Somut davada; davacı vekili, davalı tarafa dava ve icra takibine konu faturalara konu taşıma hizmetini verdiklerini, ancak taşıma hizmeti karşılığı bedelin ödenmediğini, alacağın tahsili için başlatılan icra takibine haksız itiraz edildiğini, haksız itirazın iptaline karar verilmesini talep etmiştir. Davalı vekili, davacı tarafından nakliyesi gerçekleştirilen dava konusu emtianın davacıya tam, eksiksiz ve hasarsız teslim edilmesine rağmen taşıma sırasında hasara uğradığını ve alıcısına hasarlı olarak teslim edildiğini, alıcısı tarafından hasarın kendilerine yansıtıldığını, hasardan davacının sorumlu olduğunu, bu sebeple hasar sebebiyle davalının uğradığı zararın davacının navlun alacağından mahsubu ile davanın reddine karar verilmesini talep etmiştir. Taraflar arasında davalı tarafından ihraç edilen dava konusu emtianın davacı tarafından taşınmasına ilişkin taşıma sözleşmesi olduğuna dair bir ihtilaf bulunmamaktadır. Taraflar arasındaki ihtilaf davacının dava konusu taşıma sebebiyle navlun alacağının bulunup bulunmadığı, bulunması halinde miktarı, emtianın hasara uğrayıp uğramadığı, uğramış ise taşıma aşamasında uğrayıp uğramadığı ve hasara uğraması halinde davalının zarar miktarı ve hasardan hangi tarafın kusurlu olduğu hususlarındadır.

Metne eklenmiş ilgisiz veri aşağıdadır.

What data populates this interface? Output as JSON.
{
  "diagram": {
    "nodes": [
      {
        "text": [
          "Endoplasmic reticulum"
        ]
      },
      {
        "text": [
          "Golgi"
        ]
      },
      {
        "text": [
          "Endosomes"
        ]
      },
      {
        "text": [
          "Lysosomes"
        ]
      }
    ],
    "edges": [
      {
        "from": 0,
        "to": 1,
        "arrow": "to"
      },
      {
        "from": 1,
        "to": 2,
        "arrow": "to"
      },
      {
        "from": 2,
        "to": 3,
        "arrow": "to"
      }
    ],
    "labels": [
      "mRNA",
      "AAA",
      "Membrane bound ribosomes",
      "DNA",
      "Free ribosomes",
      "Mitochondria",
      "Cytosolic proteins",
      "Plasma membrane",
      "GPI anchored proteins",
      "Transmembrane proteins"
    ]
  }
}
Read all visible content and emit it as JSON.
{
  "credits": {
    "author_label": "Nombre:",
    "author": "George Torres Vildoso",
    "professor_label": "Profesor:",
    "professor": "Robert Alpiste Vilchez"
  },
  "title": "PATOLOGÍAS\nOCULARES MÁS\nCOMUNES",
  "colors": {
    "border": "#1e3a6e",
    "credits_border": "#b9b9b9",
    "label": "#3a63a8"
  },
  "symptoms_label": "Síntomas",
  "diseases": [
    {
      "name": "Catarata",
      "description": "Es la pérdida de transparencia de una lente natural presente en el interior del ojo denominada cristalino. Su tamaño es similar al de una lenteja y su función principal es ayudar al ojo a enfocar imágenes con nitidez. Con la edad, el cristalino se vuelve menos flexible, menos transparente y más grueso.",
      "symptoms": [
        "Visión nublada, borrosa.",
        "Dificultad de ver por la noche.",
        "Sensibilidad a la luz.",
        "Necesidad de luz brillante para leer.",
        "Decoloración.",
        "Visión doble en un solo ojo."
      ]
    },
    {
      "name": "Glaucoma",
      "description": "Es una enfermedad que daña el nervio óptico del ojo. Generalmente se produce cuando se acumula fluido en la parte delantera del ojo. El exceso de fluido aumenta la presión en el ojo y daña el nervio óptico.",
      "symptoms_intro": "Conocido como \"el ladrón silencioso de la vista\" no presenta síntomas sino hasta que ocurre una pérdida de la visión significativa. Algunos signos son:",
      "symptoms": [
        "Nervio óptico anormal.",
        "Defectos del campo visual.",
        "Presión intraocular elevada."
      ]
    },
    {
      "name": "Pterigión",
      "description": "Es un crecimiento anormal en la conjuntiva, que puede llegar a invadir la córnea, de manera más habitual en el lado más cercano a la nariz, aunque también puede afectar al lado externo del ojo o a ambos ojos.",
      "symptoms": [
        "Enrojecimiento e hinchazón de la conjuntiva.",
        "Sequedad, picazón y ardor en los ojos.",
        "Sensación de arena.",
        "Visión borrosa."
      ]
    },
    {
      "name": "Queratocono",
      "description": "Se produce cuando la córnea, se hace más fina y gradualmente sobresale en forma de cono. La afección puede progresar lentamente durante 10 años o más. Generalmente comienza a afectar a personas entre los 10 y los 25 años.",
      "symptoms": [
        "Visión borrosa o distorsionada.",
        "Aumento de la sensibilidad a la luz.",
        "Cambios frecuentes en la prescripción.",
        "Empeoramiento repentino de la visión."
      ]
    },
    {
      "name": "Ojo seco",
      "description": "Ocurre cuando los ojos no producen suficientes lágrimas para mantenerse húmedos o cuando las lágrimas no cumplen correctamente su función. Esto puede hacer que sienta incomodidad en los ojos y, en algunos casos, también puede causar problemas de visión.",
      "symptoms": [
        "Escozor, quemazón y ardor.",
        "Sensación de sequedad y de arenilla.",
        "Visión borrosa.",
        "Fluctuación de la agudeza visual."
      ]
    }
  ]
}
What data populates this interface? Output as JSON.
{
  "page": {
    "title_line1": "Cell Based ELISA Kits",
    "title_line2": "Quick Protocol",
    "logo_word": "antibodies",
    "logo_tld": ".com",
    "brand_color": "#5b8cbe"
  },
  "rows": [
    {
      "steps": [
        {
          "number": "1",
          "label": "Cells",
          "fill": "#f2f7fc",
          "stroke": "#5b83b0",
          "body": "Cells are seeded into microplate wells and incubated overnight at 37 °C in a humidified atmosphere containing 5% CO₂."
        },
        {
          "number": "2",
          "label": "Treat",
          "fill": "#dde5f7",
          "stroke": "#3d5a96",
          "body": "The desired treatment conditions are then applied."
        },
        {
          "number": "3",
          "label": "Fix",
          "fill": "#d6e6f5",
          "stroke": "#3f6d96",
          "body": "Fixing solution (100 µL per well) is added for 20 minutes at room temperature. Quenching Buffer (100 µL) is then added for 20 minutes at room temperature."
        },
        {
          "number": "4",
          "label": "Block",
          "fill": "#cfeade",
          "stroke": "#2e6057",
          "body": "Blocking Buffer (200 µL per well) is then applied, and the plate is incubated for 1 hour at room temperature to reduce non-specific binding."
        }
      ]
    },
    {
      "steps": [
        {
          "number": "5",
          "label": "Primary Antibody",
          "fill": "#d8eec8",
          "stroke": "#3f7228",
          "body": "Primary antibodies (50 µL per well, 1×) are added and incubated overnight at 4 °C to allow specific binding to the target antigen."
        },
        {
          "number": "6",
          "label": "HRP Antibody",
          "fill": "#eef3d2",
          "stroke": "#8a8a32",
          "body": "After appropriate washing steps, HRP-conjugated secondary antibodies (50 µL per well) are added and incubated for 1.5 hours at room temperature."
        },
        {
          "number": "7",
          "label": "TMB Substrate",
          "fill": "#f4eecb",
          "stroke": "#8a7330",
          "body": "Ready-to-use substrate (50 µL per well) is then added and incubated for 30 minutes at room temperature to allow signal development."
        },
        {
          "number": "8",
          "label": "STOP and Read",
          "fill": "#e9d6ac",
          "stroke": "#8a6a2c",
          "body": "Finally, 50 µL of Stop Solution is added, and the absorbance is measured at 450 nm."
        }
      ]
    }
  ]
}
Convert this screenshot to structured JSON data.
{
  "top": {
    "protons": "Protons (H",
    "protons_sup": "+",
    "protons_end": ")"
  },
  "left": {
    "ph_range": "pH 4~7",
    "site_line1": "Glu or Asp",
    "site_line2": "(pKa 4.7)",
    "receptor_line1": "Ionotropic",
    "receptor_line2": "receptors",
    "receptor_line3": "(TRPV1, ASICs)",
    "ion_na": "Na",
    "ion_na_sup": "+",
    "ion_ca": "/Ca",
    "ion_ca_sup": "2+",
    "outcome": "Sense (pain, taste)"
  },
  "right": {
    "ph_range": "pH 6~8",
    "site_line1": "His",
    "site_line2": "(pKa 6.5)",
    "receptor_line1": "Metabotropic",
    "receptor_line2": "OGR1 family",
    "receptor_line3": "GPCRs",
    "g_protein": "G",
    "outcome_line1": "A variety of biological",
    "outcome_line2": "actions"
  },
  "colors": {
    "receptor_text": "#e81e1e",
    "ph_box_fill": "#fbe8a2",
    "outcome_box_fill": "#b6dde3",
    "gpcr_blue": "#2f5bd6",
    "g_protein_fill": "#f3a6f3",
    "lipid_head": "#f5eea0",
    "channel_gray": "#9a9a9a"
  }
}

Davacı ve davalı arasında dava konusu emtianın karayolu ile taşınmasına ilişkin taşıma sözleşmesi akdedilmiş ve emtianın teslim alındığı ülke olan Türkiye ve emtianın teslim yeri olan Avustralya akit devletler olması sebebiyle somut uyuşmazlıkta CMR Konvansiyonun hükümleri uygulama yeri bulmaktadır.
Davalı/gönderici tarafından yurtdışı alıcısına ihraç edilen dava konusu 30 kap brüt 12.726,50 kg emtia Türkiye’den davacı taşıyıcı tarafından teslim alınarak kara yolu ile Avustralya’daki … alıcısına teslim edilmek üzere taşınmıştır. Bilirkişi heyeti tarafından da tespit edildiği üzere CMR belgesinde davacı tarafından emtianın alıcısına 16/03/2021 tarihinde hasarsız teslim edildi şerhinin düşüldüğü, ancak emtianın teslim edildiği şirketin ve adresinin alıcı şirket ve adresinden farklı olması ve emtianın alıcısına 17/03/2021 tarihinde teslim edilmesi ve taraflar arasındaki mail yazışmaları dikkate alındığında davacı tarafından emtianın 16/03/2021 tarihinde alt taşıyıcıya teslim edildiği anlaşılmıştır. Alıcı şirket tarafından emtianın kontrolü yapılarak 17/03/2021 tarihinde hasar tespiti yapılarak davalı gönderici şirkete mail ile gönderildiği ve davalı tarafından davacıya hasar ihbarı yapıldığı ve davacı vekilinin 20/05/2022 tarihli beyan dilekçesinde ve taraflar arasındaki maillerde de belirtildiği üzere hasarlı emtianın davacı tarafından iade alınarak Türkiye’ye geri getirilmiştir. Dolayısıyla CMR Konvansiyonun 30. maddesine uygun olarak dava konusu emtiaya ilişkin hasar bildirimi gecikmeksizin süresinde davalıya bildirilmiştir. Bu hususta davacı tarafın da bir itirazı bulunmamaktadır.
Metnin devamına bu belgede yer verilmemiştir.